I want to type a profound message, I really do. But nothing I could possibly come up with will properly express how I feel about this song. So for now I'll just say thank you. Thank you for helping me in my journey. Your art has truly made a difference.
That makes 2 of us!! Im glad to hear I'm not the only one that this happened to lol,,..I heard this song some months ago in a Starbucks in downtown Seattle, I tried and tried to find out who it was and finally on January 6th,2021 I walked into a different Starbucks and it was playing, the song was almost over so I rushed over to the speaker in the corner and turned on my Shazam and had to stand on the trash to get it to work, it gave people a good laugh but it had to be done lol.. I've never been so drawn to a group and all their music like I have with River Whyless, not trying to sound all crazy but their music has guided me through alot recently , I cant stop listening to their music, Now I'm just trying to figure out why!
no one understands how much i love this song. i met the love of my life after hearing this song and every time i hear it i think of him. of us. this song means the world to me
I can’t get this song out of my head. There’s something so visual with vocals that are so haunting and a simple bass melody that is totally intoxicating
Lyrics ❤ Long-time lover, have you gone? I left you walking through the parking lot of a Motel 6 As I turned our van back east Somewhere on the road we lost our way In my mind, in my mind I can save us all I can breathe it all back to life In my mind and in my mind, I've spent my whole life movin' I've spent my whole life on a road From a dream, I'm wakin' up And for the first time, I'm terrified of wakin' up alone Within the shade of my delusion I drive into the night I drive into a lie that I deemed worth living all my life And in my hands, a child is dying In my mind, in my mind I can save the boy I can breathe it all back to life In my mind and in my mind I've spent my whole life movin' I've spent my whole life on a road From a dream, I'm wakin' up And for the first time, I'm terrified of wakin' up alone I'm terrified of wakin' up alone
My bf and I heard this song on a "Mountains Playlist" on a recent road trip. This was one of my favorite songs on it! Idk why exactly but it makes me cry. Maybe it's bc the last decade of my life is really catching up to me these days. I've made peace with childhood stuff. I got divorced a few years ago. I love the person I'm with now and want it to work out. I'm trying to navigate a cancer/health scare rn...Idk. Life just never stops coming. This song makes me want to hold on to the good stuff for as long as I can.
My brother would be really touched by this.

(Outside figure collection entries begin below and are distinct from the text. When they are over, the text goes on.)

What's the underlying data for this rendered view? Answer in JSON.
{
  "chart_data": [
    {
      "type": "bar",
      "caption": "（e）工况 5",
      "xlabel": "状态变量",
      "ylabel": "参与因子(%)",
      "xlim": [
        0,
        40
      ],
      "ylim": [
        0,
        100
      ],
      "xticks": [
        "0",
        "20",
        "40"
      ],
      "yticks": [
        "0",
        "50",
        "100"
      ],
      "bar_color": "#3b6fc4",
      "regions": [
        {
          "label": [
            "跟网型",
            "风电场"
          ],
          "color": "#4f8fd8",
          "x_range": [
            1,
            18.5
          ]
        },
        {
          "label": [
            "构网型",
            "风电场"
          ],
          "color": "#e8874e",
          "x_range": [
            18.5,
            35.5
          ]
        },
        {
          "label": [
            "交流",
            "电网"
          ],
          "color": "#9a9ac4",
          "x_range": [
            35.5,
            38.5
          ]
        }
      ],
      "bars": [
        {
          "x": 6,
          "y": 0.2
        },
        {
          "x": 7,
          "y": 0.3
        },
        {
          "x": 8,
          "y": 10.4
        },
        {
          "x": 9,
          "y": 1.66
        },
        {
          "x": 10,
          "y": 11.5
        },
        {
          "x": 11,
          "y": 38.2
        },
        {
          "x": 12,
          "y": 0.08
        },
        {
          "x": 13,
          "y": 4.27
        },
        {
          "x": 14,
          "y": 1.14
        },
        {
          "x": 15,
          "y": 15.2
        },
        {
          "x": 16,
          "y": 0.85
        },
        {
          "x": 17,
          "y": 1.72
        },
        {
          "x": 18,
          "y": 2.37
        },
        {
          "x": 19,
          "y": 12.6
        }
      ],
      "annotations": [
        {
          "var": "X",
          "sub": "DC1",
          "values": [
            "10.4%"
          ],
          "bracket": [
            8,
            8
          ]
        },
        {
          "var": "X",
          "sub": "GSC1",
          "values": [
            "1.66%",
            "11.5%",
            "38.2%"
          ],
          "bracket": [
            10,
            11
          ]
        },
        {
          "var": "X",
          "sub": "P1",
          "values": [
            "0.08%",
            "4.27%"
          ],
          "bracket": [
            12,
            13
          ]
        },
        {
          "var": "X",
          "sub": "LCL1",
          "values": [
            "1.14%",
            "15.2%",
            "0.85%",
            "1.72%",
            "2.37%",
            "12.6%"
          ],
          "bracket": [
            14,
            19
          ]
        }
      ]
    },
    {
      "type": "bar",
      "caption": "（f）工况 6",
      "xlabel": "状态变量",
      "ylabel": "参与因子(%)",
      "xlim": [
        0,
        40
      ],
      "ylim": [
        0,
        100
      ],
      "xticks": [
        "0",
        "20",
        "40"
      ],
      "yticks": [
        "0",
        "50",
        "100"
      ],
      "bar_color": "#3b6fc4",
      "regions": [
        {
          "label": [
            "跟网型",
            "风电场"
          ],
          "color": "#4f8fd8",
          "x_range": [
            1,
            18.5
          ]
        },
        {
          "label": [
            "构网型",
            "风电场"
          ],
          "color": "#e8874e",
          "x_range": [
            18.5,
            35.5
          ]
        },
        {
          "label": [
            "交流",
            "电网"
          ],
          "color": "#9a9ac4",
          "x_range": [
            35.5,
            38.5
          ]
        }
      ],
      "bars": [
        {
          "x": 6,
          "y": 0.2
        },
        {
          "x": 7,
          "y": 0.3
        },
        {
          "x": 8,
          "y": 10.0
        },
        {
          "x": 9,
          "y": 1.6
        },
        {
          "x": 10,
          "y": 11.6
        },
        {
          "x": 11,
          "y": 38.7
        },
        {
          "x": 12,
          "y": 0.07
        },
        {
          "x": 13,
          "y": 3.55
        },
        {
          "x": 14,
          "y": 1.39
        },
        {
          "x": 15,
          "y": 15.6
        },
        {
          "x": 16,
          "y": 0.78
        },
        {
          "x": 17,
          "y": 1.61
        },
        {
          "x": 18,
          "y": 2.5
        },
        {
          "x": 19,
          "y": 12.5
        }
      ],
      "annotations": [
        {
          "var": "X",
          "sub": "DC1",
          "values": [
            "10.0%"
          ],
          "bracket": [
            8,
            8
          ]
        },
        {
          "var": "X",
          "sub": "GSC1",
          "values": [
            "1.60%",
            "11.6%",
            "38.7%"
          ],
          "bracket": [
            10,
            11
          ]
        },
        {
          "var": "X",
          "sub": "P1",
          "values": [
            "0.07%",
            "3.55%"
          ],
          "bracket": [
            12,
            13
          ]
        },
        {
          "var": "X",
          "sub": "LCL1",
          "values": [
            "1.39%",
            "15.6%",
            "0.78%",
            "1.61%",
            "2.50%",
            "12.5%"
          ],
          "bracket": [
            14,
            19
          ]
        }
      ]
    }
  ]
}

I think it’s the best song he’s written. I’ve been listening to it for years & it still strikes me & for all the reasons you describe, it makes you flash through moments in your life, while turning to face the road ahead.
this song reminds me of a best friend that I had for 4 yrs, yet we split up slowly bcs our different path. In my mind I thought I still can save our relationship, but the more I tried to fix it, the worst it became for us. as a 17 yrs old that was the longest friendship I've had.
Please give me some advice. 3 years with the love of my life. All I want to do is speak to her & fix it. She wanted space. 4 months I’ve been miserable
@@seabassgoog3608 She's not tour anymore my Friend, shes just to coward to tell you. Get really good at something and become a version of yourself that you're proud of.
@@seabassgoog3608how's it going right now? I hope u guys can work it out again. if she needs some space you can give her some space at first, try to communicate slowly and let it flow. don't get overwhelmed, just let it by naturally and clearly. I hope things will eventually get better for you
Younger people today are all consumed with curr. garbage music.....means little, violence through out. Really sad to have that burned into brain when they're older. oof
My kids' mother, my love, laying in the bedroom, ignoring me for the past couple of months, while I'm listening to this, and kinda ready to let her go if she wants to 😢
This is one of the songs that plays in my head when something relevant to the lyrics happens in my life. I found it on my Spotify suggested songs years ago. This is the first time I've looked for the music video, and it's perfectly fitting.
This is a gem of a song and I'm lucky to have heard it. I'm happy I'm the only one who knows this song, so that I can share it with someone special to me.